When will I learn to stop looking for the bad stuff?
I sat around reading "Better Homes and Gardens" magazines today because last week was kind of a high blood pressure week for Baby T. and I (we're both fine), and so I've been told to chill out and keep my feet up. I looked at all of these perfect pictures of perfect houses.
And then I started looking closer at my house . . . and that one bathroom door that will not close. It just won't shut. It's been that way off and on since we moved in . . . oh, and I was in a mood to find things wrong today. So I went around hunting for cracks in the walls. Of course, in an 8 year old house, I was rewarded with several. And of course, because I wanted to be upset about something, I managed to convince myself that probably my house was going to fall down around me at any moment due to some kind of unseen, unknown foundation problem.
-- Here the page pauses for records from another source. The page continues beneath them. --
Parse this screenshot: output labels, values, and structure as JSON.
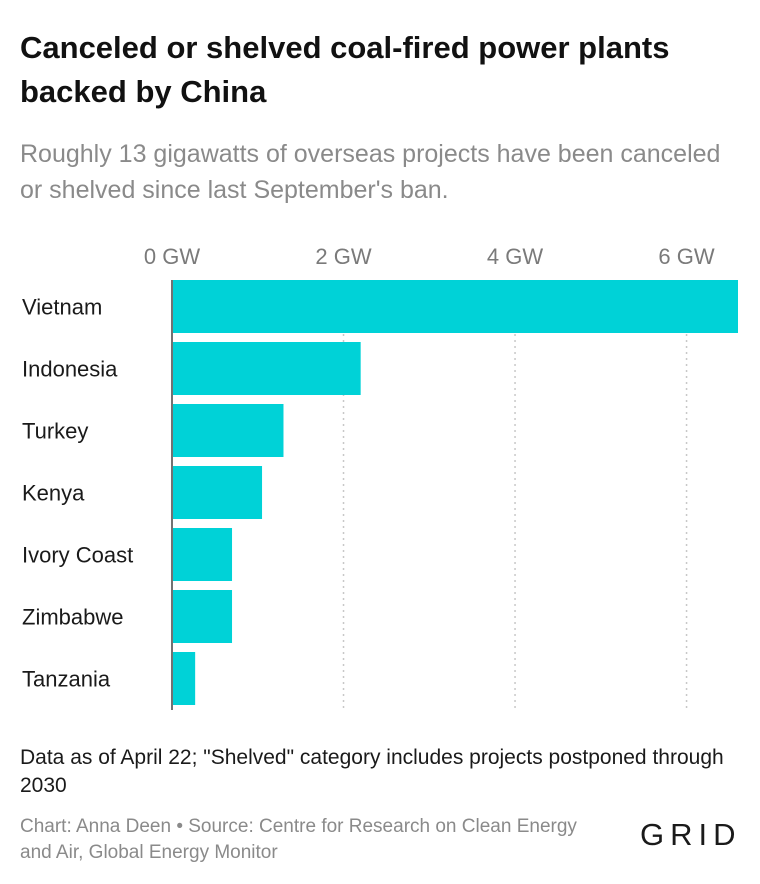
{
  "title": "Canceled or shelved coal-fired power plants backed by China",
  "subtitle": "Roughly 13 gigawatts of overseas projects have been canceled or shelved since last September's ban.",
  "note": "Data as of April 22; \"Shelved\" category includes projects postponed through 2030",
  "credit": "Chart: Anna Deen • Source: Centre for Research on Clean Energy and Air, Global Energy Monitor",
  "logo": "GRID",
  "colors": {
    "bar": "#00d2d7",
    "grid": "#c8c8c8"
  },
  "chart_data": {
    "type": "bar",
    "orientation": "horizontal",
    "title": "Canceled or shelved coal-fired power plants backed by China",
    "subtitle": "Roughly 13 gigawatts of overseas projects have been canceled or shelved since last September's ban.",
    "categories": [
      "Vietnam",
      "Indonesia",
      "Turkey",
      "Kenya",
      "Ivory Coast",
      "Zimbabwe",
      "Tanzania"
    ],
    "values": [
      6.6,
      2.2,
      1.3,
      1.05,
      0.7,
      0.7,
      0.27
    ],
    "unit": "GW",
    "ticks": [
      0,
      2,
      4,
      6
    ],
    "tick_labels": [
      "0 GW",
      "2 GW",
      "4 GW",
      "6 GW"
    ],
    "xlim": [
      0,
      6.6
    ],
    "grid": true,
    "legend": "none"
  }
}
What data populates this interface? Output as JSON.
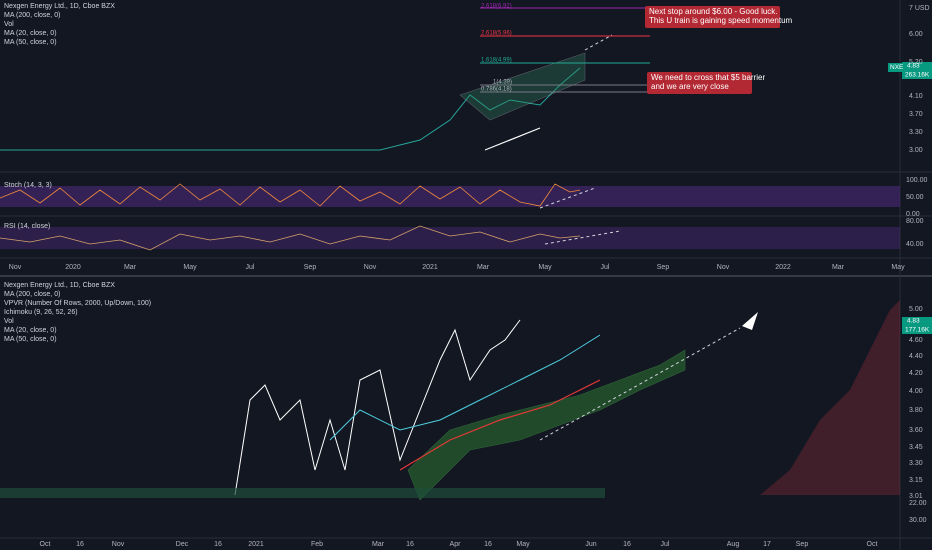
{
  "top_panel": {
    "legend": [
      "Nexgen Energy Ltd., 1D, Cboe BZX",
      "MA (200, close, 0)",
      "Vol",
      "MA (20, close, 0)",
      "MA (50, close, 0)"
    ],
    "price_axis": [
      "7 USD",
      "6.00",
      "5.20",
      "4.10",
      "3.70",
      "3.30",
      "3.00"
    ],
    "price_tag": {
      "symbol": "NXE",
      "price": "4.83",
      "volume": "263.16K"
    },
    "fib_labels": [
      "2.618(6.92)",
      "2.618(5.96)",
      "1.618(4.99)",
      "1(4.39)",
      "0.786(4.18)"
    ],
    "annotations": [
      [
        "Next stop around $6.00 - Good luck.",
        "This U train is gaining speed momentum"
      ],
      [
        "We need to cross that $5 barrier",
        "and we are very close"
      ]
    ],
    "stoch": {
      "label": "Stoch (14, 3, 3)",
      "axis": [
        "100.00",
        "50.00",
        "0.00"
      ]
    },
    "rsi": {
      "label": "RSI (14, close)",
      "axis": [
        "80.00",
        "40.00"
      ]
    },
    "time_axis": [
      "Nov",
      "2020",
      "Mar",
      "May",
      "Jul",
      "Sep",
      "Nov",
      "2021",
      "Mar",
      "May",
      "Jul",
      "Sep",
      "Nov",
      "2022",
      "Mar",
      "May"
    ]
  },
  "bottom_panel": {
    "legend": [
      "Nexgen Energy Ltd., 1D, Cboe BZX",
      "MA (200, close, 0)",
      "VPVR (Number Of Rows, 2000, Up/Down, 100)",
      "Ichimoku (9, 26, 52, 26)",
      "Vol",
      "MA (20, close, 0)",
      "MA (50, close, 0)"
    ],
    "price_axis": [
      "5.00",
      "4.60",
      "4.40",
      "4.20",
      "4.00",
      "3.80",
      "3.60",
      "3.45",
      "3.30",
      "3.15",
      "3.01",
      "22.00",
      "30.00"
    ],
    "price_tag": {
      "price": "4.83",
      "volume": "177.16K"
    },
    "time_axis": [
      "Oct",
      "16",
      "Nov",
      "Dec",
      "16",
      "2021",
      "Feb",
      "Mar",
      "16",
      "Apr",
      "16",
      "May",
      "Jun",
      "16",
      "Jul",
      "Aug",
      "17",
      "Sep",
      "Oct"
    ]
  }
}
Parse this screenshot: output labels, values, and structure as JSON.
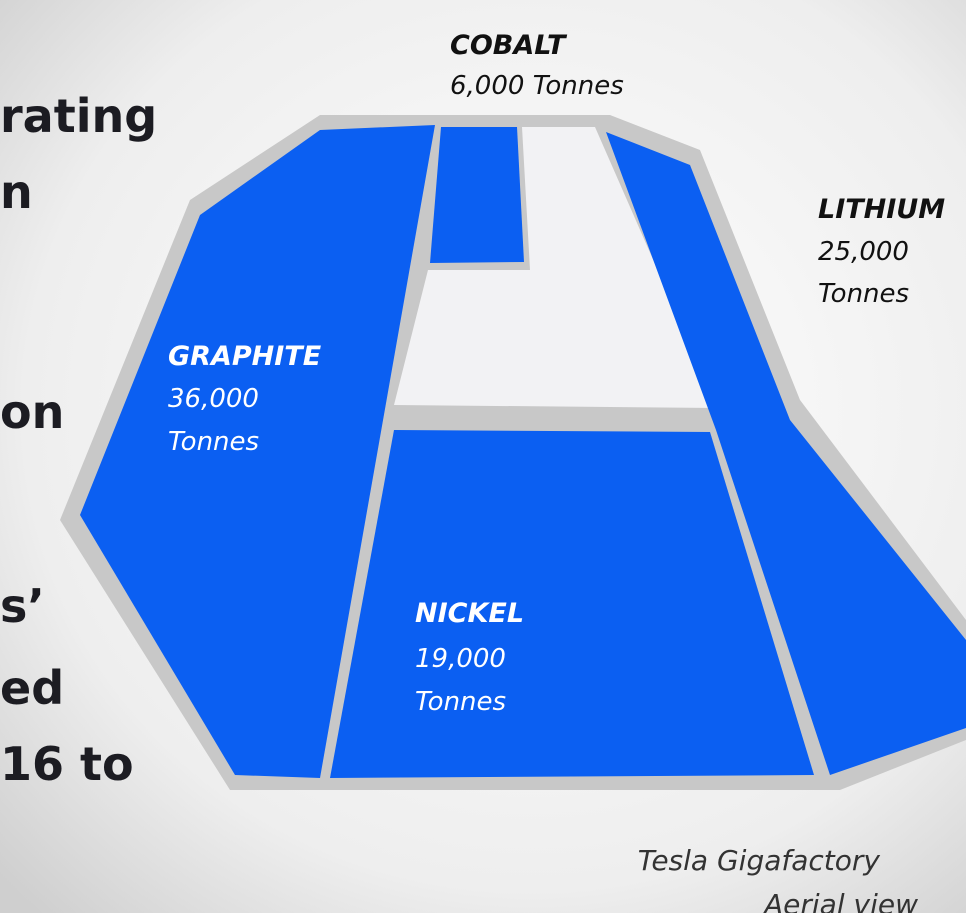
{
  "side_text": {
    "lines": [
      "rating",
      "n",
      "on",
      "s’",
      "ed",
      "16 to"
    ]
  },
  "regions": {
    "cobalt": {
      "name": "COBALT",
      "amount": "6,000 Tonnes"
    },
    "lithium": {
      "name": "LITHIUM",
      "amount": "25,000",
      "unit": "Tonnes"
    },
    "graphite": {
      "name": "GRAPHITE",
      "amount": "36,000",
      "unit": "Tonnes"
    },
    "nickel": {
      "name": "NICKEL",
      "amount": "19,000",
      "unit": "Tonnes"
    }
  },
  "caption": {
    "title": "Tesla Gigafactory",
    "subtitle": "Aerial view"
  }
}
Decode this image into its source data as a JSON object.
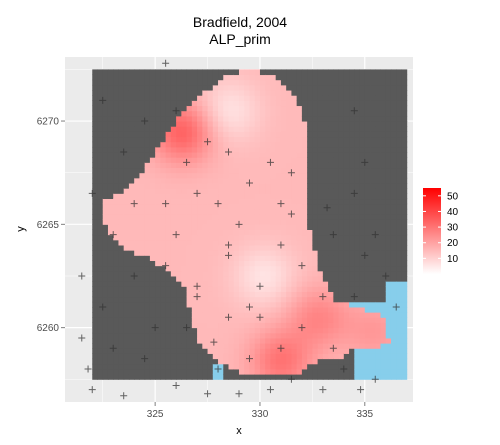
{
  "chart_data": {
    "type": "heatmap",
    "title": "Bradfield, 2004",
    "subtitle": "ALP_prim",
    "xlabel": "x",
    "ylabel": "y",
    "xlim": [
      320.7,
      337.3
    ],
    "ylim": [
      6256.4,
      6273.1
    ],
    "xticks": [
      325,
      330,
      335
    ],
    "yticks": [
      6260,
      6265,
      6270
    ],
    "grid": true,
    "legend": {
      "placement": "right",
      "range": [
        0,
        55
      ],
      "ticks": [
        10,
        20,
        30,
        40,
        50
      ],
      "color_low": "#ffffff",
      "color_high": "#ff0000"
    },
    "colors": {
      "panel": "#ebebeb",
      "outside_region": "#595959",
      "water": "#87ceeb",
      "points": "#333333"
    },
    "region_extent": {
      "x": [
        322,
        337
      ],
      "y": [
        6257.5,
        6272.5
      ]
    },
    "value_hotspots": [
      {
        "x": 328.5,
        "y": 6270.5,
        "value": 6
      },
      {
        "x": 330.2,
        "y": 6262.5,
        "value": 6
      },
      {
        "x": 326.3,
        "y": 6269.5,
        "value": 34
      },
      {
        "x": 331.0,
        "y": 6258.4,
        "value": 30
      },
      {
        "x": 332.8,
        "y": 6260.5,
        "value": 26
      },
      {
        "x": 335.5,
        "y": 6259.8,
        "value": 22
      }
    ],
    "booths": [
      [
        326,
        6270.5
      ],
      [
        327.5,
        6269
      ],
      [
        326.5,
        6268
      ],
      [
        327,
        6266.5
      ],
      [
        328,
        6266
      ],
      [
        329.5,
        6267
      ],
      [
        330.5,
        6268
      ],
      [
        331,
        6266
      ],
      [
        329,
        6265
      ],
      [
        326,
        6264.5
      ],
      [
        325.5,
        6263
      ],
      [
        327,
        6262
      ],
      [
        328.5,
        6263.5
      ],
      [
        330,
        6262
      ],
      [
        331,
        6264
      ],
      [
        330,
        6260.5
      ],
      [
        328.5,
        6260.5
      ],
      [
        326.5,
        6260
      ],
      [
        327,
        6261.5
      ],
      [
        329.5,
        6258.5
      ],
      [
        331,
        6259
      ],
      [
        332,
        6260
      ],
      [
        333,
        6261.5
      ],
      [
        333.5,
        6259
      ],
      [
        331.5,
        6257.5
      ],
      [
        330.5,
        6257
      ],
      [
        328,
        6258
      ],
      [
        325.5,
        6266
      ],
      [
        328.5,
        6264
      ],
      [
        332,
        6263
      ],
      [
        331.5,
        6267.5
      ],
      [
        328.5,
        6268.5
      ],
      [
        324.5,
        6270
      ],
      [
        323.5,
        6268.5
      ],
      [
        322,
        6266.5
      ],
      [
        321.5,
        6262.5
      ],
      [
        322.5,
        6261
      ],
      [
        321.5,
        6259.5
      ],
      [
        321.8,
        6258
      ],
      [
        323,
        6259
      ],
      [
        324.5,
        6258.5
      ],
      [
        325,
        6260
      ],
      [
        324,
        6262.5
      ],
      [
        323,
        6264.5
      ],
      [
        324,
        6266
      ],
      [
        325.5,
        6272.8
      ],
      [
        322.5,
        6271
      ],
      [
        334.5,
        6270.5
      ],
      [
        335,
        6268
      ],
      [
        334.5,
        6266.5
      ],
      [
        335.5,
        6264.5
      ],
      [
        335,
        6263.5
      ],
      [
        336,
        6262.5
      ],
      [
        334.5,
        6261.5
      ],
      [
        336.5,
        6261
      ],
      [
        334,
        6258
      ],
      [
        335.5,
        6257.5
      ],
      [
        333,
        6257
      ],
      [
        327.5,
        6256.8
      ],
      [
        326,
        6257.2
      ],
      [
        322,
        6257
      ],
      [
        323.5,
        6256.7
      ],
      [
        333.5,
        6264.5
      ],
      [
        331.5,
        6265.5
      ],
      [
        329.5,
        6261
      ],
      [
        327.8,
        6259.3
      ],
      [
        333.2,
        6265.8
      ],
      [
        329,
        6256.8
      ],
      [
        334.8,
        6257
      ]
    ]
  }
}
Hey - the foundation might not be perfect. My father in law might come out here next week and look around and tell us we have to hire somebody to come fix something massive. But he also might not. There are walls all over the world that have been standing for centuries and then some. Why is it my assumption that the walls where I am are automatically doomed to fail?
"Walk in love like breathing - for spirit, for healing. You know God loves each small thing . . . all the ones we don't see. All the ones we won't see."
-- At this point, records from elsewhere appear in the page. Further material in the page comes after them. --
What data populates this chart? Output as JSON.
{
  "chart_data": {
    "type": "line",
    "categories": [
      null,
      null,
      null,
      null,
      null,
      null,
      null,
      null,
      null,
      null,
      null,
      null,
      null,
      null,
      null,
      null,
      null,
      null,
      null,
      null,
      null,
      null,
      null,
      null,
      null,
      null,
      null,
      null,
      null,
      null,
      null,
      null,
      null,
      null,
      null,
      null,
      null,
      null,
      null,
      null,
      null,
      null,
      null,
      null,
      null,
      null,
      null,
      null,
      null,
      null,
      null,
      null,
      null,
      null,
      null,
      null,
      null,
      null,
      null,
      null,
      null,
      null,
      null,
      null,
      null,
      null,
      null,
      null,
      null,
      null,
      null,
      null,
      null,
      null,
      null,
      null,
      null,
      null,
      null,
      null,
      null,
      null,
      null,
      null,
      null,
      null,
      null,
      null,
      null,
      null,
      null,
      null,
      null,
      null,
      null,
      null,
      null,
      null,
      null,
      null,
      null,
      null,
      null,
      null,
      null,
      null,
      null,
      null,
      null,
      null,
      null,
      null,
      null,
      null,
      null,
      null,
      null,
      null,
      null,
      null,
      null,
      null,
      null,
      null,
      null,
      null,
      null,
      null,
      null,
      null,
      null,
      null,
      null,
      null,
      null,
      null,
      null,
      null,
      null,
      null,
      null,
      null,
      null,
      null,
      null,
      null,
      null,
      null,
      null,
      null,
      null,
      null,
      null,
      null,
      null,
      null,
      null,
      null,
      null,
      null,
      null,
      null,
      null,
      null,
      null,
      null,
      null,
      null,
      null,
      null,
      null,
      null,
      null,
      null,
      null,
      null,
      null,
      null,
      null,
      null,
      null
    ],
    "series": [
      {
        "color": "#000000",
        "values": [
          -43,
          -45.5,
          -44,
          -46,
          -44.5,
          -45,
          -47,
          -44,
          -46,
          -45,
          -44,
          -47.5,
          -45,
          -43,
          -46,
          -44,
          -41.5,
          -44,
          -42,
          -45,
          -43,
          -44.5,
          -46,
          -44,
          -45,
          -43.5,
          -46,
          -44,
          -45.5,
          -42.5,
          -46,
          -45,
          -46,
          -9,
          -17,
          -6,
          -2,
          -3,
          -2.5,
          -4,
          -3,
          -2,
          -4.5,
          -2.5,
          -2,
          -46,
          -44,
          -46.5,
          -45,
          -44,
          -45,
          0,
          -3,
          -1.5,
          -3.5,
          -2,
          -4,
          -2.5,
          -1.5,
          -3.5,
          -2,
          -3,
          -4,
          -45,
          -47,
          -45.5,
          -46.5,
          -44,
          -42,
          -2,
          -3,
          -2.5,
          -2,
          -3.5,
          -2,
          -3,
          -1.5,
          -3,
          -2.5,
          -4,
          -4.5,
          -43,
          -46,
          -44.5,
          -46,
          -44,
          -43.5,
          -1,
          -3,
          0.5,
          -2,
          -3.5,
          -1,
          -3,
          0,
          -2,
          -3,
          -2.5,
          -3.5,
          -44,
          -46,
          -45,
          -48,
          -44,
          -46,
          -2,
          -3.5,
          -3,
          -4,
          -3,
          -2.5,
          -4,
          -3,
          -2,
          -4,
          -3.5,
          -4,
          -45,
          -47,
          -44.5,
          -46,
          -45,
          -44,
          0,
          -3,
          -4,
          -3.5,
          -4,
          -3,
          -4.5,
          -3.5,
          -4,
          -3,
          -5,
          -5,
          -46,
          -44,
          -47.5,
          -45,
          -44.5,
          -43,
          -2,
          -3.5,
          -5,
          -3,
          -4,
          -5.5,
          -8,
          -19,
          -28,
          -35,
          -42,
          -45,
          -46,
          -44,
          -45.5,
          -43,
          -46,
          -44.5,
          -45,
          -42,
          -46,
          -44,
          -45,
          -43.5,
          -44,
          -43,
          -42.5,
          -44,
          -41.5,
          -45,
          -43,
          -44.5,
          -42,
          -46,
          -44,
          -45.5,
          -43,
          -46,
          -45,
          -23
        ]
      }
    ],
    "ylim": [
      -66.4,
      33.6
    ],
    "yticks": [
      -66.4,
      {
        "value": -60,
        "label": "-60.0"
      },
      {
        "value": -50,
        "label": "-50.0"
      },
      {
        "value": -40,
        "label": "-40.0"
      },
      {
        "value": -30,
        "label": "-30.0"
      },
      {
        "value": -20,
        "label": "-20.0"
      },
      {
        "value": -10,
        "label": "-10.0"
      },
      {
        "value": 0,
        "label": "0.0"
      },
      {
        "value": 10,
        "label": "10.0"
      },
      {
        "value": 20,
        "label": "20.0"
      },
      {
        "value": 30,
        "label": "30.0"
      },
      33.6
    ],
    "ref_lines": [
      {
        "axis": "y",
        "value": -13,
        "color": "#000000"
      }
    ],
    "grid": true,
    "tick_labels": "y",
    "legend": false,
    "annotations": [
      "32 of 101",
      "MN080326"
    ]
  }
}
My concern about my surroundings is a human experience older than dirt. It's something we've done repeatedly since we first existed. It's in parables, folk stories, the Bible, and other religious books. This constant search for what can go wrong next is part of our "fight or flight" mechanism. It's hard for us to turn it off.
But every so often we do manage to turn it off . . . and we experience something called "peace."
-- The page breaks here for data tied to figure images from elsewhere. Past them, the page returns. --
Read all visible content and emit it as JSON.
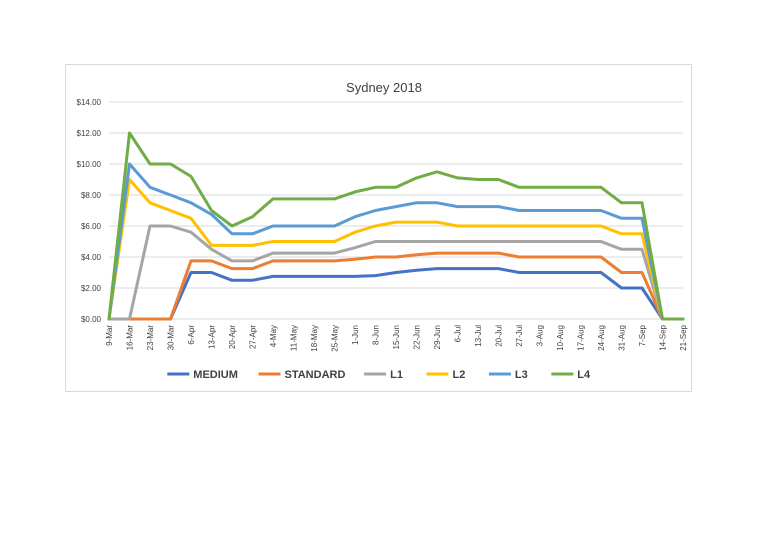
{
  "chart_data": {
    "type": "line",
    "title": "Sydney 2018",
    "xlabel": "",
    "ylabel": "",
    "ylim": [
      0,
      14
    ],
    "yticks": [
      "$0.00",
      "$2.00",
      "$4.00",
      "$6.00",
      "$8.00",
      "$10.00",
      "$12.00",
      "$14.00"
    ],
    "ytick_values": [
      0,
      2,
      4,
      6,
      8,
      10,
      12,
      14
    ],
    "grid": true,
    "legend_position": "bottom",
    "categories": [
      "9-Mar",
      "16-Mar",
      "23-Mar",
      "30-Mar",
      "6-Apr",
      "13-Apr",
      "20-Apr",
      "27-Apr",
      "4-May",
      "11-May",
      "18-May",
      "25-May",
      "1-Jun",
      "8-Jun",
      "15-Jun",
      "22-Jun",
      "29-Jun",
      "6-Jul",
      "13-Jul",
      "20-Jul",
      "27-Jul",
      "3-Aug",
      "10-Aug",
      "17-Aug",
      "24-Aug",
      "31-Aug",
      "7-Sep",
      "14-Sep",
      "21-Sep"
    ],
    "series": [
      {
        "name": "MEDIUM",
        "color": "#4472c4",
        "values": [
          0,
          0,
          0,
          0,
          3,
          3,
          2.5,
          2.5,
          2.75,
          2.75,
          2.75,
          2.75,
          2.75,
          2.8,
          3,
          3.15,
          3.25,
          3.25,
          3.25,
          3.25,
          3,
          3,
          3,
          3,
          3,
          2,
          2,
          0,
          0
        ]
      },
      {
        "name": "STANDARD",
        "color": "#ed7d31",
        "values": [
          0,
          0,
          0,
          0,
          3.75,
          3.75,
          3.25,
          3.25,
          3.75,
          3.75,
          3.75,
          3.75,
          3.85,
          4,
          4,
          4.15,
          4.25,
          4.25,
          4.25,
          4.25,
          4,
          4,
          4,
          4,
          4,
          3,
          3,
          0,
          0
        ]
      },
      {
        "name": "L1",
        "color": "#a5a5a5",
        "values": [
          0,
          0,
          6,
          6,
          5.6,
          4.5,
          3.75,
          3.75,
          4.25,
          4.25,
          4.25,
          4.25,
          4.6,
          5,
          5,
          5,
          5,
          5,
          5,
          5,
          5,
          5,
          5,
          5,
          5,
          4.5,
          4.5,
          0,
          0
        ]
      },
      {
        "name": "L2",
        "color": "#ffc000",
        "values": [
          0,
          9,
          7.5,
          7,
          6.5,
          4.75,
          4.75,
          4.75,
          5,
          5,
          5,
          5,
          5.6,
          6,
          6.25,
          6.25,
          6.25,
          6,
          6,
          6,
          6,
          6,
          6,
          6,
          6,
          5.5,
          5.5,
          0,
          0
        ]
      },
      {
        "name": "L3",
        "color": "#5b9bd5",
        "values": [
          0,
          10,
          8.5,
          8,
          7.5,
          6.75,
          5.5,
          5.5,
          6,
          6,
          6,
          6,
          6.6,
          7,
          7.25,
          7.5,
          7.5,
          7.25,
          7.25,
          7.25,
          7,
          7,
          7,
          7,
          7,
          6.5,
          6.5,
          0,
          0
        ]
      },
      {
        "name": "L4",
        "color": "#70ad47",
        "values": [
          0,
          12,
          10,
          10,
          9.2,
          7,
          6,
          6.6,
          7.75,
          7.75,
          7.75,
          7.75,
          8.2,
          8.5,
          8.5,
          9.1,
          9.5,
          9.1,
          9,
          9,
          8.5,
          8.5,
          8.5,
          8.5,
          8.5,
          7.5,
          7.5,
          0,
          0
        ]
      }
    ]
  }
}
After a week of worrying about my blood pressure, who will cover my maternity leave, replacing an air conditioning unit at the house, and a million billion other things . . . . I am worn out. Can somebody remind me what peace feels like before I go looking for the next "wrong" thing?
This is where I need some Buddha-like acceptance of things as they are. This is where I need the writer of Ecclesiastes to come whisper in my ear: meaningless, meaningless - not because our human experience is without meaning. That's not what I'm saying. That's not what the wisdom writer was saying.
No . . . life is so meaningful that our endless searching for "the wrong" or "the broken" or "the next bad thing" will always bring us back to an empty sense of meaninglessness. If we want meaning - that rare sense of peaceful understanding - then we are going to have to remember how simple our human situation is.
"I know that there is nothing better for people than to be happy and to do good while they live." Ecclesiastes 3:12
I wrote that song out of desperation. I don't care that it took 50 tries to record it in my living room . . . or that I've never yet played it in a public show. It needed to be written.
Sometimes when I write a song it's really just for myself.
Like this song - I needed it tonight - a bit of Beethoven snatched from the hymnal and some scripture snatched from the lips of a better writer than I'll ever be. I needed to be reminded that there doesn't have to be a "next worst thing" waiting for me at all times. That's not realism. That's something else.
This blog is super ramble-y. It's after midnight. My ability to think logically might not be 100%. It was a rough week last week. And clearly this one's all about me :-) But maybe you get it, too.
Maybe you walk around your house looking for cracks in the dry wall, waiting for the next worst thing. And maybe you needed to know about the meaninglessness that makes life so meaningful.
I know that God can breathe life back into my troubled spirit - He's been doing that for years. The question isn't whether or not God will do it. The question is: Can I unclench my fists and unwind my lungs enough to let it happen?